A Dissertation Presented to the Faculty of the Graduate College at the University of Nebraska in Partial Fulfillment of Requirements for the Degree of Doctor of Philosophy, Major: Educational Studies. Under the Supervision of Professor L. James Walter.
Lincoln, Nebraska: May, 2008
Copyright © 2008 Francis A. Tworek.


The standards and accountability movements demand that all students be given the opportunity to learn more science than ever before. However, there is much uncertainty about how educators should proceed with this task. Issues of concern include achievement gaps, tracking, and graduation requirements. The purpose of this multiple case study was to explore the challenges identified by four secondary science teachers in one urban public school district as they taught classes that included students representing a wide range of abilities and prior academic success. These mixed-ability science classes were generally defined as science classes which are required for high school graduation but which have no academic prerequisites.

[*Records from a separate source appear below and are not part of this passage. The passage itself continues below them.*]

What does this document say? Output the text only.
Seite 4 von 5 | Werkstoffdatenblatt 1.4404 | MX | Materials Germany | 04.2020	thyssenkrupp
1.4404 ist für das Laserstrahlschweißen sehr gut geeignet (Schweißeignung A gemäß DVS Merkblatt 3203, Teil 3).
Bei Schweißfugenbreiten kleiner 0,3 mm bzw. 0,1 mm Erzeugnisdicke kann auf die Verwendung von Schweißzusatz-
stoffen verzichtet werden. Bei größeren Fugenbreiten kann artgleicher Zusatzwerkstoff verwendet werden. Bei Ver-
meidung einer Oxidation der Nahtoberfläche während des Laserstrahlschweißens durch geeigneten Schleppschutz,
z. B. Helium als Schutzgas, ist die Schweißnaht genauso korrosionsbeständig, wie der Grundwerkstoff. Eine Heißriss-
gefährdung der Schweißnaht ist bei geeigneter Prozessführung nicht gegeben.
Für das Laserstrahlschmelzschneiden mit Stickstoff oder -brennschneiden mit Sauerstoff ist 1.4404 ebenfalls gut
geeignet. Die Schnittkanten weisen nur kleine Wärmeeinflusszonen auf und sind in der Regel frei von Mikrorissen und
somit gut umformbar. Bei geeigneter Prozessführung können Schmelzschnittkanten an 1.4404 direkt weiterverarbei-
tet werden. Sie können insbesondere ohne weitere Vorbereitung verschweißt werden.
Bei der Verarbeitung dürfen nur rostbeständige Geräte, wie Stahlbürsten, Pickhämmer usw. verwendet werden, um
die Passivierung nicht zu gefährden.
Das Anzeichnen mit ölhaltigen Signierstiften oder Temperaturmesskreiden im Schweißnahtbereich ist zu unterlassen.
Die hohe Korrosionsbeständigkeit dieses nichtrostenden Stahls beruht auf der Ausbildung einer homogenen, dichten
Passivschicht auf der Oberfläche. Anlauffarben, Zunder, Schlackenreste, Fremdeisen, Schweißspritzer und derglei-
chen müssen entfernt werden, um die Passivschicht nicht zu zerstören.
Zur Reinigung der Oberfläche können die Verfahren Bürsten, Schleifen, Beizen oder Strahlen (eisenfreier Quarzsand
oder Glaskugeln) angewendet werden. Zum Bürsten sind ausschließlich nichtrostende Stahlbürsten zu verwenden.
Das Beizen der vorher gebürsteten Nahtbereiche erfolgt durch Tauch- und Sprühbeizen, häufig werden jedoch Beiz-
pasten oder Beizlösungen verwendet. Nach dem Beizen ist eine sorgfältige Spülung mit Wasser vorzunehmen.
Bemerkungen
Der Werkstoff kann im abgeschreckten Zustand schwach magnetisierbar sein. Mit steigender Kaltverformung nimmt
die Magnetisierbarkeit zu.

The central research questions in this qualitative study were: 1) How do secondary science teachers describe the challenges they face while teaching a mixedability science course required for graduation when the course has no prerequisites; and 2) What strategies do they use to deal with these challenges? Data collection was confined to four cases within one Midwest urban school district during the 2004-2005 school year. Each case involved one class taught by an individual teacher. One case was an 8th grade science class at a middle school. The other three cases represented three district-required courses in three different high schools: 9th grade biology, 10th grade chemistry, and 11th grade physics.

Data sources included interviews with the teachers, observations in their classrooms, district achievement and demographic data, and school documents. Three themes emerged from the cross-case analysis: 1) a sense of belonging; 2) the teacher.s focus; and 3) successful learning. The final chapter discusses the implications of these themes and makes recommendations for further study.